Food industry scam:
http://www.nytimes.com/2009/09/05/business/05smart.html?_r=1
The food industry has implemented a campaign called Smart Choices, which purports to be “designed to help shoppers easily identify smarter food and beverage choices.”
Some of the items earning the big green checkmark so far... Fruit Loops and Cocoa Krispies. Maybe they thought shoppers were having trouble finding items loaded with sugar and salt?
In my opinion, this sleazy campaign is without credibility. If you want to make smart food choices, read the ingredients yourself. If you don't think the food industry is trying to manipulate you, and that they aren't succeeding, check out "The End of Overeating," by David Kessler.

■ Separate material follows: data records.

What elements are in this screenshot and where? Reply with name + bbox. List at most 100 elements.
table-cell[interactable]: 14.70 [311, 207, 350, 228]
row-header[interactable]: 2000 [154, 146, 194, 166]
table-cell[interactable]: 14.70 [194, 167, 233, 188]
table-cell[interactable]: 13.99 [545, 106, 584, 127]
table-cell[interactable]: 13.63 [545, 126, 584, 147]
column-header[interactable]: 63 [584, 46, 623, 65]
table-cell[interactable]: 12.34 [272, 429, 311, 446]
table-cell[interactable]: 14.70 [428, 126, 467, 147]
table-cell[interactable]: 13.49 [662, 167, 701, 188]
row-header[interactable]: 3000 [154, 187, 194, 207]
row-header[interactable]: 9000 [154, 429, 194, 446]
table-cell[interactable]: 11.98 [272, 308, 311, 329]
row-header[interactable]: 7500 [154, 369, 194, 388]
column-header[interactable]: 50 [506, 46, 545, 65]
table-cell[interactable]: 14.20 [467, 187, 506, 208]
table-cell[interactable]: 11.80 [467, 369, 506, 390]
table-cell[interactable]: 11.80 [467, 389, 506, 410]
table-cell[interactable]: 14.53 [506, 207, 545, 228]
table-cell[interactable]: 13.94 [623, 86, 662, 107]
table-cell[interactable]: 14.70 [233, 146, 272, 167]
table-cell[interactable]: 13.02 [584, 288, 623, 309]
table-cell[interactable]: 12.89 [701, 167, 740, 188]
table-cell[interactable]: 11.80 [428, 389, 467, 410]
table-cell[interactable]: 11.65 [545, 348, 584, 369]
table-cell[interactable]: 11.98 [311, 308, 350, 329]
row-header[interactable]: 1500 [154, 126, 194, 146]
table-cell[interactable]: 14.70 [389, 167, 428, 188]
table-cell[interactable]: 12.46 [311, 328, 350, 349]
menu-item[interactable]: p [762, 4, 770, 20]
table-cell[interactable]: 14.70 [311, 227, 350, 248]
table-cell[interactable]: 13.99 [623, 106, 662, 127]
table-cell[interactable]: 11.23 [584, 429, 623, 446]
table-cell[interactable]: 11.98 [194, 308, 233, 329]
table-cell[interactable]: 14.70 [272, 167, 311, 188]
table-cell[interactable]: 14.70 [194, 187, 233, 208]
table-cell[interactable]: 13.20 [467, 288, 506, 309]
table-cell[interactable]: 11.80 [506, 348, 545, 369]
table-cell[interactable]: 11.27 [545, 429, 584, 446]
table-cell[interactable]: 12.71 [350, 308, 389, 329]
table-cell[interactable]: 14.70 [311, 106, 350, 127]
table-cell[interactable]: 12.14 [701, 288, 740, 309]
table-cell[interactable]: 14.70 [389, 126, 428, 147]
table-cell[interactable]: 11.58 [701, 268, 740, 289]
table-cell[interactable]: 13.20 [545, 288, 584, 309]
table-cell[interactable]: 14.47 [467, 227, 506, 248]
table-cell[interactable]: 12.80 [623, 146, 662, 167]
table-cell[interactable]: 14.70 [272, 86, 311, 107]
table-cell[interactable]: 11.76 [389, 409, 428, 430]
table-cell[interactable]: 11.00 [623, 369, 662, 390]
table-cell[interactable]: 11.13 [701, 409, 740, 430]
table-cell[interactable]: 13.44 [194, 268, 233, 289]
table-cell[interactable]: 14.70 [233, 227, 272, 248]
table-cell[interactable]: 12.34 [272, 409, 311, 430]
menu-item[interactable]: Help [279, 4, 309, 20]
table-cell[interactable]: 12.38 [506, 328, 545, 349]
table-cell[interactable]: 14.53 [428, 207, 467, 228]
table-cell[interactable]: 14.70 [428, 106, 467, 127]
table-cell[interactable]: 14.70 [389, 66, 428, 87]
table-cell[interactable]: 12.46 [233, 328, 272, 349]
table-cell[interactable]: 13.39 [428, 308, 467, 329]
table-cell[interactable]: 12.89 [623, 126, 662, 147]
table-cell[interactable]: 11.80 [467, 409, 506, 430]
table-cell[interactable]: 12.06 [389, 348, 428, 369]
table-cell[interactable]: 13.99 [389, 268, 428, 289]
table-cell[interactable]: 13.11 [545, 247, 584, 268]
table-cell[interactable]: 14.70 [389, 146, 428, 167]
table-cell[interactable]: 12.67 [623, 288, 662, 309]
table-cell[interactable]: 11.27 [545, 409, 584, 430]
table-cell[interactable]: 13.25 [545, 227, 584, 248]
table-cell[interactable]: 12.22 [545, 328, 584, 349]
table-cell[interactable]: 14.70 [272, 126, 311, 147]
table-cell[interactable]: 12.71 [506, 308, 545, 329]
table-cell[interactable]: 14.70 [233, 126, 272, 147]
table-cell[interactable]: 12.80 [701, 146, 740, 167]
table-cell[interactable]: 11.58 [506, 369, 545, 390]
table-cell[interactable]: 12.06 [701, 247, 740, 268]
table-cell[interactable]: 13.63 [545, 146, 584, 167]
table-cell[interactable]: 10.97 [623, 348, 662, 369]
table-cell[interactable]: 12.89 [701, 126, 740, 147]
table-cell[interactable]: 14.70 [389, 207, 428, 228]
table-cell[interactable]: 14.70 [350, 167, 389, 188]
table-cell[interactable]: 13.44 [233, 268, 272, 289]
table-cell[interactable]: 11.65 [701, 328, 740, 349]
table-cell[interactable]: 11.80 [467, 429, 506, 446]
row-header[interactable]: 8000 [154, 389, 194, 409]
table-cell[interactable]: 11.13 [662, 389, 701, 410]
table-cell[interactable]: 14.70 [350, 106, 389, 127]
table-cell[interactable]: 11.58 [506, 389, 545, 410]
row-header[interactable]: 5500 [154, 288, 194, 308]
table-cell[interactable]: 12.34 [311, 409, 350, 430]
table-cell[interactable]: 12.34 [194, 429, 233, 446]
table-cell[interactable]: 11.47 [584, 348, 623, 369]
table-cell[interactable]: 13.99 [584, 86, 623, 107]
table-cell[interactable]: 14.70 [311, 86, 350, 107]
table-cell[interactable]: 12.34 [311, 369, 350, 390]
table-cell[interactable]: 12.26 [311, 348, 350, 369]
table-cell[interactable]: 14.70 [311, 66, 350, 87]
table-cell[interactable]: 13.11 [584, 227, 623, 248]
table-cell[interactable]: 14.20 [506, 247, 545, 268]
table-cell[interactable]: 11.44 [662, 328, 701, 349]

UPDATE: By Christmas 2009, things has changed for the better. Quoting change.org,
"The food industry launched a new nutrition labeling scheme this fall called Smart Choices, hoping to sell more highly processed foods such as Froot Loops by marking them as “healthy” based on their fortified nutrients. This would have been an easily dismissible marketing tactic except that researchers associated with several prominent nonprofits – including the American Diabetes and Dietetic Associations and the Tufts School of Nutrition – were members of the Smart Choices board and giving the program false legitimacy. Thousands of Change.org members responded by calling on these three nonprofits to disassociate themselves from the marketing scheme. Two days later all three organizations responded by publicly denouncing the Smart Choices initiative, dealing a significant blow to the program’s claim to legitimacy. Within a few weeks the deceptive multi-million dollar initiative was suspended, giving the public a rare and important victory over the sort of deceptive food marketing that has contributed to America’s obesity epidemic."